The first round also produced a structural fact that will shape the campaign before the ideological one does. Voting on April 12 was extended to April 13 after a contractor failed to deliver electoral materials. Authorities said roughly 63,000 people in Lima alone could not cast ballots when they first tried; thirteen polling stations in the capital reopened on the second day. [3] Organization of American States observers called the failures "substantive." Frustrated candidates — including Fujimori — alleged fraud without producing evidence. By Thursday evening the National Jury of Elections was still issuing partial results.
The paper's democracy-erosion thread — extended yesterday through the Magyar state-media suspension in Hungary — has tracked how democracies decay without collapsing. Peru adds a different vector: election administration itself. The infrastructure of casting ballots was under the direction of an interim government whose legitimacy the election was supposed to restore. José María Balcázar, the current president, is Peru's fourth head of state since Castillo's 2022 removal. Congress stripped judicial oversight in 2023 and has since accumulated near-absolute institutional power. Whichever candidate wins the June runoff inherits an executive branch already hollowed out.

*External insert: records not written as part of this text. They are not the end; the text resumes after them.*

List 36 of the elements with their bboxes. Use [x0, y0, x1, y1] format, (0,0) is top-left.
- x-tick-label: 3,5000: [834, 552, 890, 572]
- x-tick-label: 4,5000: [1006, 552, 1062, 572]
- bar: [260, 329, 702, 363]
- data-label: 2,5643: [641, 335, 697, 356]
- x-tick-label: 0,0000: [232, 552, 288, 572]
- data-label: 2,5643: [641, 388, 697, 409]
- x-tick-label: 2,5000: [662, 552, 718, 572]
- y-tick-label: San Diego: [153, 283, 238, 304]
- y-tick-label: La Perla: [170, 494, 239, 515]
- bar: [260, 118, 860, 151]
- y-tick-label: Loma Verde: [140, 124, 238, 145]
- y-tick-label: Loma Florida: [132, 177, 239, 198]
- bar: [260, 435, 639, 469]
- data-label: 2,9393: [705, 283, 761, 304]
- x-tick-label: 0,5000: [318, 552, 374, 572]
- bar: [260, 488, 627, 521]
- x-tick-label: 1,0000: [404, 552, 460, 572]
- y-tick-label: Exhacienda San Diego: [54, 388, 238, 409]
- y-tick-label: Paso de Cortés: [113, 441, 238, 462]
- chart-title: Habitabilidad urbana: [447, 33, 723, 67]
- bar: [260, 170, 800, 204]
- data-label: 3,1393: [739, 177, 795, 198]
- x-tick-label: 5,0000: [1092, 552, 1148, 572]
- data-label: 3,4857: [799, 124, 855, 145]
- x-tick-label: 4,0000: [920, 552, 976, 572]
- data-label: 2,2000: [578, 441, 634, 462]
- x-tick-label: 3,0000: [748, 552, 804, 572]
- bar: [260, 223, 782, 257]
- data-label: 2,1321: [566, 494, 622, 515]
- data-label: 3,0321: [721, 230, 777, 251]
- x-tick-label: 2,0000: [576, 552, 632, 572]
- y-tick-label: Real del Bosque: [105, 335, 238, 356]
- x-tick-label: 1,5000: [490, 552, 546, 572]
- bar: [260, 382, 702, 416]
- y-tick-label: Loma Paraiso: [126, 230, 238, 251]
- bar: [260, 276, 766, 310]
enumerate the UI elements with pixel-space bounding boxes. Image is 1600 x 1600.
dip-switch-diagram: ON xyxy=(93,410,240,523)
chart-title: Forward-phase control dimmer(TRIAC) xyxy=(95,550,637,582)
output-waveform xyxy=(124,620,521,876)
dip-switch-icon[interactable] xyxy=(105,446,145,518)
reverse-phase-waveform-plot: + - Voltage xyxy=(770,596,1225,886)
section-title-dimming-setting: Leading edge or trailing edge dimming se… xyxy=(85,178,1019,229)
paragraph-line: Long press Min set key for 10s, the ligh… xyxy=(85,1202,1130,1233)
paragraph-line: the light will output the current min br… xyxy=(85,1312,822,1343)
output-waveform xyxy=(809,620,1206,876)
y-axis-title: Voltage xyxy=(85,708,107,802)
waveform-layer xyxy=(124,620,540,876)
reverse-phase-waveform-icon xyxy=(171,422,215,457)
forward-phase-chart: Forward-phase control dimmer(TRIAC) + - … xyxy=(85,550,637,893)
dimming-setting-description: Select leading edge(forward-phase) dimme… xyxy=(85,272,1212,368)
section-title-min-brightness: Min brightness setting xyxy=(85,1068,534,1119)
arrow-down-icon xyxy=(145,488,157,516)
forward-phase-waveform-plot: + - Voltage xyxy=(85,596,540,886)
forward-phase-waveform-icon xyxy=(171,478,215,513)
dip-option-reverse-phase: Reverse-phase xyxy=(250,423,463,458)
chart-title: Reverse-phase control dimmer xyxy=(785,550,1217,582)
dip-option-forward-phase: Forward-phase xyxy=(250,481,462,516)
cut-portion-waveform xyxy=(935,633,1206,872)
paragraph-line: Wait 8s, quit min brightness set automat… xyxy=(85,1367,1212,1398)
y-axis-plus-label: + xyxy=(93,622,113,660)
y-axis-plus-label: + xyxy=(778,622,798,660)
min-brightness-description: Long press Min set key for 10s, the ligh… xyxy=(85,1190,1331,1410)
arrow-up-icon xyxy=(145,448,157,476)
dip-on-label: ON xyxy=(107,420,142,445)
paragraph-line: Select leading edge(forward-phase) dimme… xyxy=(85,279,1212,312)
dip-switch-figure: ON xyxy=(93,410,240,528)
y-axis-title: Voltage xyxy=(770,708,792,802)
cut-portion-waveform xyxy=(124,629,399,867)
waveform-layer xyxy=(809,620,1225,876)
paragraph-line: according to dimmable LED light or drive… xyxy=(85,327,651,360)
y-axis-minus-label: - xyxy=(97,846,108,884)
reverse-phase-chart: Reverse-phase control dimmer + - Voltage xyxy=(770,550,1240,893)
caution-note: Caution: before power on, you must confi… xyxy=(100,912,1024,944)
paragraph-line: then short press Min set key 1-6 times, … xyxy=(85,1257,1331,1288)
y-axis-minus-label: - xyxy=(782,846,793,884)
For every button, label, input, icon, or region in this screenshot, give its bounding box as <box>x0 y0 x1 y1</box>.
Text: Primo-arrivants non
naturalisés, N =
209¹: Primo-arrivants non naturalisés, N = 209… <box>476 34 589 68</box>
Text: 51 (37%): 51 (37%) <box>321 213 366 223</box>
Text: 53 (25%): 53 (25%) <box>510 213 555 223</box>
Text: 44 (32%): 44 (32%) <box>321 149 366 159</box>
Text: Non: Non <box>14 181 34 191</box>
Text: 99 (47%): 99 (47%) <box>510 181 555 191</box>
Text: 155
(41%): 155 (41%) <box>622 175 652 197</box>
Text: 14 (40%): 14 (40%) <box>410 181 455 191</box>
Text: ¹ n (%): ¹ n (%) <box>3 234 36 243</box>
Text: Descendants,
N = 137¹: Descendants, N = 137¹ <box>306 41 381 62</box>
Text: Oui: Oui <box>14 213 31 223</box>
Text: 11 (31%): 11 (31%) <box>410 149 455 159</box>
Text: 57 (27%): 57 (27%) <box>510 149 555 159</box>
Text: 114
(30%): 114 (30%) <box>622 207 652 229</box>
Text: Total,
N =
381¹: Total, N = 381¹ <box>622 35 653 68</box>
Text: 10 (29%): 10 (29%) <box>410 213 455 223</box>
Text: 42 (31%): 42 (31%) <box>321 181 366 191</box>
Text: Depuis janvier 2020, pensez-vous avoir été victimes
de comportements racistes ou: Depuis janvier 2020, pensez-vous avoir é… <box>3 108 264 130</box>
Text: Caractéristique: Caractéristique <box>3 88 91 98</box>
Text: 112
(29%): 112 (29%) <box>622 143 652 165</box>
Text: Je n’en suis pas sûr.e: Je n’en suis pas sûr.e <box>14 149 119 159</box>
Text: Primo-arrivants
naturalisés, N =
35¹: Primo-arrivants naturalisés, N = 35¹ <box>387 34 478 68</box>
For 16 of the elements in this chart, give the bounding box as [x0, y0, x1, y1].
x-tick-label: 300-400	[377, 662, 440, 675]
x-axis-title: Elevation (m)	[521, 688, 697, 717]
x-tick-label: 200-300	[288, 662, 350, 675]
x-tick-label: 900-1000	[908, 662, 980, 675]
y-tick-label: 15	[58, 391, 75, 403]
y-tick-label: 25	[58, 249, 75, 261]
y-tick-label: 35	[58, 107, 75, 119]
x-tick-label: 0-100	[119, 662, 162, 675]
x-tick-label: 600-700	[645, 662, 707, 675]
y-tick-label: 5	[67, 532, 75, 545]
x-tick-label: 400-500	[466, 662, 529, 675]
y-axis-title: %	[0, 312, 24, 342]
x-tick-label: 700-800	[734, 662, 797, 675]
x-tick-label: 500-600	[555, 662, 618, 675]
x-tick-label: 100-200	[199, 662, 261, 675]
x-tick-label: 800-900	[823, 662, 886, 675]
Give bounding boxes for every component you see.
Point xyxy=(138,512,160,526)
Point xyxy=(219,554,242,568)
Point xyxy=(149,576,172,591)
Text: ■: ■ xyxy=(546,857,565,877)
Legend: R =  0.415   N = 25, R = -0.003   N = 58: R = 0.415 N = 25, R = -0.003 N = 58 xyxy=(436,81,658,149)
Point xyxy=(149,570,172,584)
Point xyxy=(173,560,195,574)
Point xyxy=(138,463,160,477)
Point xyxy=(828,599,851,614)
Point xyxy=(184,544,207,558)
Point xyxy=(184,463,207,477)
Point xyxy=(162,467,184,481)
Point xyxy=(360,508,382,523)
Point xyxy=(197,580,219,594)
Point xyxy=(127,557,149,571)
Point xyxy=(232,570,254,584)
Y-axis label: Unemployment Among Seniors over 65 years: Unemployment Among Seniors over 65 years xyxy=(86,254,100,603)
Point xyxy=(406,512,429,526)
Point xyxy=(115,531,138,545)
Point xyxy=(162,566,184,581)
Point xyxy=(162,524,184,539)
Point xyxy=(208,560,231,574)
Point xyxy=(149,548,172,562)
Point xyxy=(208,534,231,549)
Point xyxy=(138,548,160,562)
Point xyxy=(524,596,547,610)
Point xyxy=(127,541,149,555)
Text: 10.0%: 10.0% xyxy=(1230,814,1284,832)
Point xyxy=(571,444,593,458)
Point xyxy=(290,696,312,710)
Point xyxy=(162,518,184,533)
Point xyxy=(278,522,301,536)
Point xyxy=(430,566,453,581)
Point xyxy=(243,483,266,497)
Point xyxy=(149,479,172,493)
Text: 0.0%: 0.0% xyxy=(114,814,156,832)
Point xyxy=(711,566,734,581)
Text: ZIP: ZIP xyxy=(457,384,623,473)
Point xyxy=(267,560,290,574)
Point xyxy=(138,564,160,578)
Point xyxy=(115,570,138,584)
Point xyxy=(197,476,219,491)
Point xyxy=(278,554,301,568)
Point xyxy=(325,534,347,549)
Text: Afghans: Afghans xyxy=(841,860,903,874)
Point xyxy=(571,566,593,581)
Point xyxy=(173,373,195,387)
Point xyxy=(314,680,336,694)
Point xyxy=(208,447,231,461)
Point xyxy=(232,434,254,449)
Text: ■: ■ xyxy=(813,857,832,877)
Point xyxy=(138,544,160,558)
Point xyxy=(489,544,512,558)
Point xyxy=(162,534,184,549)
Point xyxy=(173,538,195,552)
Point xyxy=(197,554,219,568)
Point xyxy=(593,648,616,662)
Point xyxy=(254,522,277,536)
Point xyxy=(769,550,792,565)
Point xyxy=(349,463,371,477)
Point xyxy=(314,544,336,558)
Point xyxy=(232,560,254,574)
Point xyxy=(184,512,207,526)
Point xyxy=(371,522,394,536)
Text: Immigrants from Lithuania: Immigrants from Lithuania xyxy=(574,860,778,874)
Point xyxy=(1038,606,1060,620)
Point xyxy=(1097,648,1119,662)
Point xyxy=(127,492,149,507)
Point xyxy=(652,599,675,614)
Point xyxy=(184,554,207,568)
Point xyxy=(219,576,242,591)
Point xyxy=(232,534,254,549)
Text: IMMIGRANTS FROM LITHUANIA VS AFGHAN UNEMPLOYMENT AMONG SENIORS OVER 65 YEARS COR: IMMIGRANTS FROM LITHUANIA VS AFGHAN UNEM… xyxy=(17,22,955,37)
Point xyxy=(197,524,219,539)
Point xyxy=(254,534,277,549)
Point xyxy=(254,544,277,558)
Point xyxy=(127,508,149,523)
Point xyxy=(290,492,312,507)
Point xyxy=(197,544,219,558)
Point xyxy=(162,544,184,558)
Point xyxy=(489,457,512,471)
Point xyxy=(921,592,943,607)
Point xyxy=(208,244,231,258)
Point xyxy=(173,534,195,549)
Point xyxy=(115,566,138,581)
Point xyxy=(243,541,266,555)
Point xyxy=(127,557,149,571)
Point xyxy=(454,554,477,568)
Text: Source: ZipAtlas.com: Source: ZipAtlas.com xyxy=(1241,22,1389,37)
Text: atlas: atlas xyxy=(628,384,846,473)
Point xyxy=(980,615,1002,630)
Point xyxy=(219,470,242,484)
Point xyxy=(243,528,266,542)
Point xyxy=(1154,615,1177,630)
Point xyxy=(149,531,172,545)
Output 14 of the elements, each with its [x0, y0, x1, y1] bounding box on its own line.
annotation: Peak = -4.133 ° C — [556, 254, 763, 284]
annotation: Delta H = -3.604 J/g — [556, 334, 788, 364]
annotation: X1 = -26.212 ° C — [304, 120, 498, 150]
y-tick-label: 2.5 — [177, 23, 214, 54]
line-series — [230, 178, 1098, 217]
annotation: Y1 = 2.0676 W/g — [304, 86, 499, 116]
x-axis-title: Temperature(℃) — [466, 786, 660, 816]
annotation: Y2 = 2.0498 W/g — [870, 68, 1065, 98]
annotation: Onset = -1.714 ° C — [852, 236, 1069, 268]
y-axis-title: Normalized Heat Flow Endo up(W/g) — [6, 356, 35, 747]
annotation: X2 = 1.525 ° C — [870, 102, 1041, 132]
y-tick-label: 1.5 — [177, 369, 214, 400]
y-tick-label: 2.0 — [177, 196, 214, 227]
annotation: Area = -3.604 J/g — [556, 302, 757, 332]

A runoff pitting Fujimori against a Castillo-cabinet leftist is not a new situation. It is the same situation. Fujimori has reached the second round in 2011, 2016, 2021 — and now 2026. She lost all three, twice narrowly, the 2021 vote to Castillo by 44,000 ballots. The anti-Fujimori coalition has been the organizing principle of Peruvian presidential politics for fifteen years. Its durability is a form of political memory; its weakness is that it is reactive.
Outside the JNE in Lima, protesters have returned each evening since the election. Their grievance is not primarily about which candidates advanced. It is about the voters who did not cast ballots — the 63,000 in Lima plus an undetermined number across nineteen provinces where biometric verification machines failed. Signs read "they stole the count without stealing the vote." The ballot boxes were not tampered with. The count appears accurate. What failed was the infrastructure of casting, which the interim government was responsible for delivering. A democracy that cannot count the people who tried to vote has not failed. It has arrived at the condition that precedes failure.